JBL's Northridge E Series E20, priced at $199 per pair, is a compact monitor speaker with above-average sonics. But when it comes to looks, the E20 is barely distinguishable from scores of other diminutive two-way designs. Its curved, contoured grille adds some styling interest, but there's no denying that this is a basic box speaker. The little tyke is only 11 inches tall, but don't let that stature mislead you--the satellite's computer-designed, lock-mitered cabinet shames that of most plastic HTIB speakers. The E20 is positioned in the middle of the Northridge E Series monitor lineup; the smaller E10 goes for $179 per pair, and the larger E30 costs $259 per pair.
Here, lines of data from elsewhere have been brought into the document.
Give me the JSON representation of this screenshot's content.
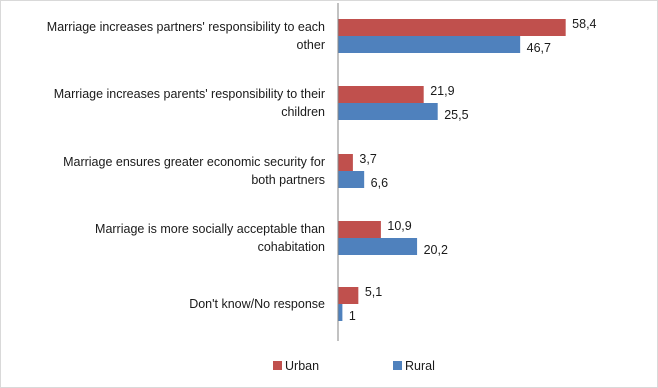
{
  "chart_data": {
    "type": "bar",
    "orientation": "horizontal",
    "categories": [
      [
        "Marriage increases partners' responsibility to each",
        "other"
      ],
      [
        "Marriage increases parents' responsibility to their",
        "children"
      ],
      [
        "Marriage ensures greater economic security for",
        "both partners"
      ],
      [
        "Marriage is more socially acceptable than",
        "cohabitation"
      ],
      [
        "Don't know/No response"
      ]
    ],
    "series": [
      {
        "name": "Urban",
        "color": "#c0504d",
        "values": [
          58.4,
          21.9,
          3.7,
          10.9,
          5.1
        ],
        "labels": [
          "58,4",
          "21,9",
          "3,7",
          "10,9",
          "5,1"
        ]
      },
      {
        "name": "Rural",
        "color": "#4f81bd",
        "values": [
          46.7,
          25.5,
          6.6,
          20.2,
          1
        ],
        "labels": [
          "46,7",
          "25,5",
          "6,6",
          "20,2",
          "1"
        ]
      }
    ],
    "xlim": [
      0,
      65
    ],
    "grid": false,
    "legend_position": "bottom"
  }
}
The E20 doesn't include brackets or any other mounting provisions, but because it has a rear-mounted port, it probably won't sound right squeezed up against a wall. While we were contemplating the E20's hindquarters, we noted its rather special connectors: the gold-plated, all-metal posts accept banana jacks, U-shaped spades, or bare wire ends. The speaker employs a titanium-laminate 0.75-inch dome tweeter and a 5-inch woofer. You can get your E20s in a Black Ash, Beech (E20BE), or Cherry (E20CH) vinyl finish.
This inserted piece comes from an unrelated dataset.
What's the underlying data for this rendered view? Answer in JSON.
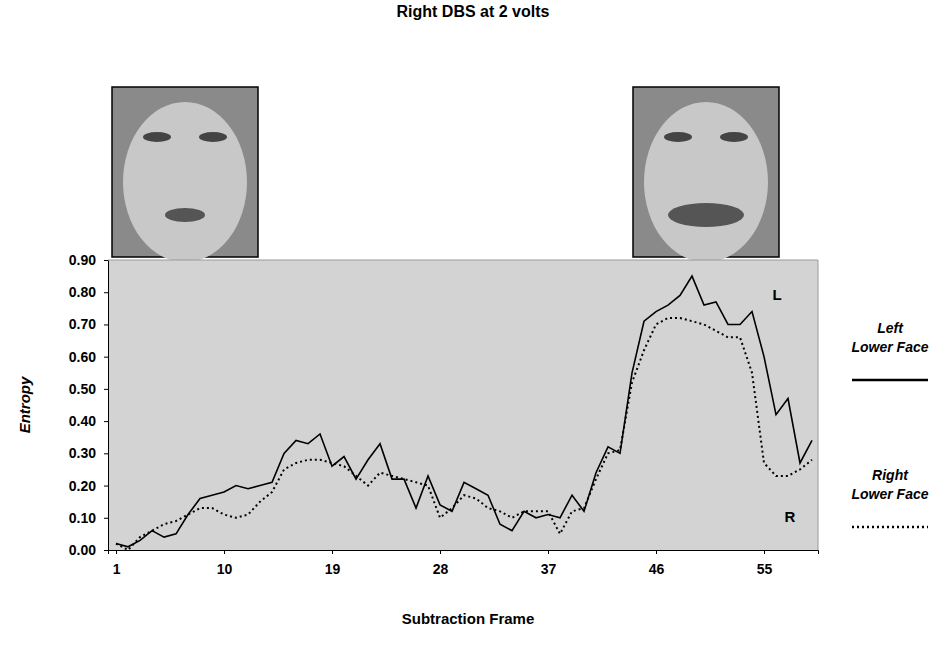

We auditioned the E20s in two placement scenarios: straddling our TV up front and in the back of the room as surrounds. We met with equal success in both cases; the little fellas didn't sound small, and they never faltered or overtly distorted. Tonal balance was, as the Brits would say, polite, that is, neither bright nor dull. And bass response, even without a subwoofer, was pretty decent.
Crosby, Stills, and Nash's harmonized vocals were natural and full, and when we turned up the heat with James Brown's "Cold Sweat," the E20s boogied like a set of larger speakers. It was the same story on the Men in Black DVD; the E20s more than pulled their weight. They had a poise that's rare in similar-size HTIB speakers.